SQL Date Time, no time-zone conversion. Displays with timestamp, but every user sees the same date and time regardless of their browser time zone. Use when "wall-clock" time matters and consistency across users is more important than localization.

4/2/2015 15:35

dpo

Date part only, time-zone adjusted. Displays the date only (no time), adjusted to each user's browser time zone.

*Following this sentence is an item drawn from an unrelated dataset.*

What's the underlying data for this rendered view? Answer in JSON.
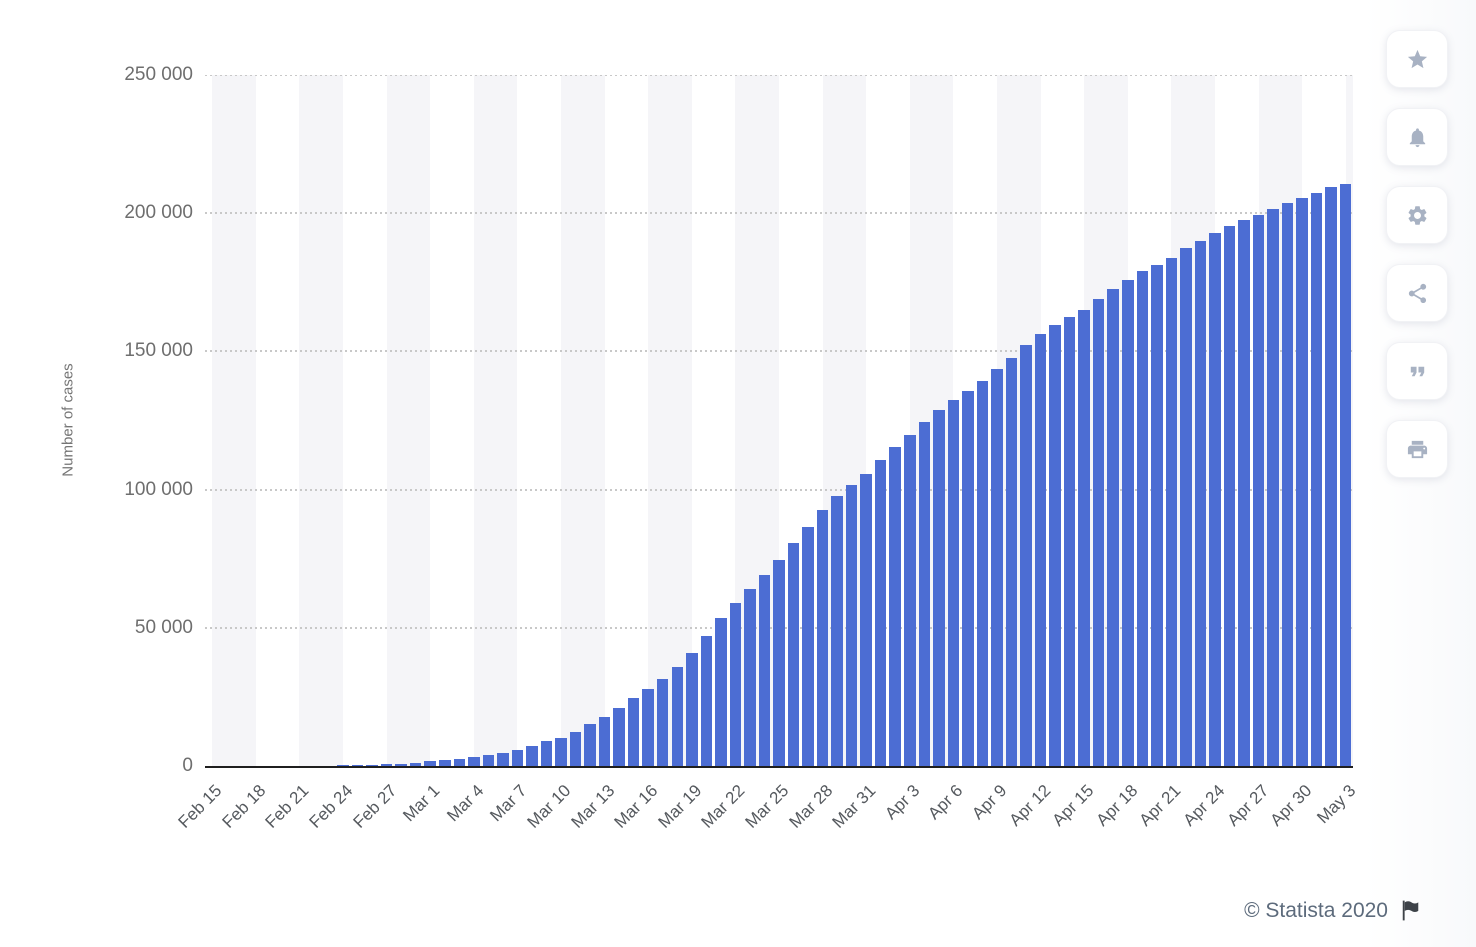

Use for "what calendar day was this, in my time zone?" reporting.

4/2/2015

doz

Date part only, no time-zone conversion. Displays the date only (no time); every user sees the same date regardless of their browser time zone. Use for calendar-day reporting where consistency matters more than localization (e.g. month-end close, daily counts).

4/2/2015

cur

Currency. Renders a numeric value with a currency symbol (defaults to $; the symbol can be styled at the instance level via branding policies).

$564.25

per

Percentage. Renders a numeric value with a % symbol. Pair with a numeric column already expressed as a percentage (e.g. 75.5 displays as 75.5%).

75.5%

Time-zone behavior is an organizational decision. Browser-local conversion (dat / dpo) and no-conversion (dtz / doz) are both valid — they answer different questions. Browser-local: "what time was it for me when this happened?" No conversion: "what time was it on the server when this happened?" Pick one approach and apply it consistently across every date field in your app.


Specialized data types

Lower-frequency data types for specific source-data shapes or output behaviors. Supported, but not commonly needed.

Datatype

Description

Example

idt

Use when the underlying data source stores a date value without a time element. Functionally equivalent to a date-only display, but signals the source storage shape.

4/2/2015

tme

Time-only display. Strips the date portion and renders only the time component.

15:35

tsp

Oracle timestamp field. Use when the source column is Oracle's TIMESTAMP type rather than DATE.

4/2/2015 15:35:00

flk

File download link. Renders the field's value as a clickable download link to a file referenced by the underlying data.

(file link)


Legacy data types

The data types in this section are supported today but are planned for deprecation in a future release. New apps should avoid them; existing apps that use them will continue to work until the deprecation lands.

Most of these legacy types originated from a Unix-epoch timestamp integration pattern that's increasingly rare in modern database designs. For most use cases, the Commonly used date and time types (dat / dtz / dpo / doz) are the right modern replacement.

Datatype

Description

Example

udt

Unix date-time. Underlying data is stored as Unix epoch seconds (number of seconds since 1970); displayed as date and time.

4/2/2015 15:35

dmy

Unix date-time displayed as date part only.

4/2/2015

600

Unix date-time displayed as time part only.

15:35

tda

Convert a numeric value of seconds to days.

864001

thr

Convert a numeric value of seconds to hours.

36001

tmi

Convert a numeric value of seconds to minutes.

601

dhm

Convert a numeric value of seconds to a D:H:M duration string.

6 days:10 hrs:30 min

500

Unix date subtracted from current date/time, producing a duration in days.

0.56

501

Unix date subtracted from current date/time, producing a duration in hours.

87.26

502

Unix date subtracted from current date/time, producing a duration in minutes.

59.86

503

Unix date subtracted from current date/time, producing a duration in seconds.

78

504

Unix date subtracted from current date/time, producing a duration as D:H:M.

6 days:10 hrs:30 min

tmr

Display a time span (in seconds) as a count-down timer.

(countdown timer)

lnk

Internal hyperlink data type. Deprecated — replace with the Ad-hoc field builder feature when creating reports.

(hyperlink)

ddn

Report drill-down field. Deprecated — replace with the Ad-hoc field builder feature.

(drill-down)

800

Link field to internal HTML dialog. Deprecated — replace with the Ad-hoc field builder feature.

(HTML dialog link)

for

Internal-only marker for fields that have a SQL formula applied. Not a user-settable type.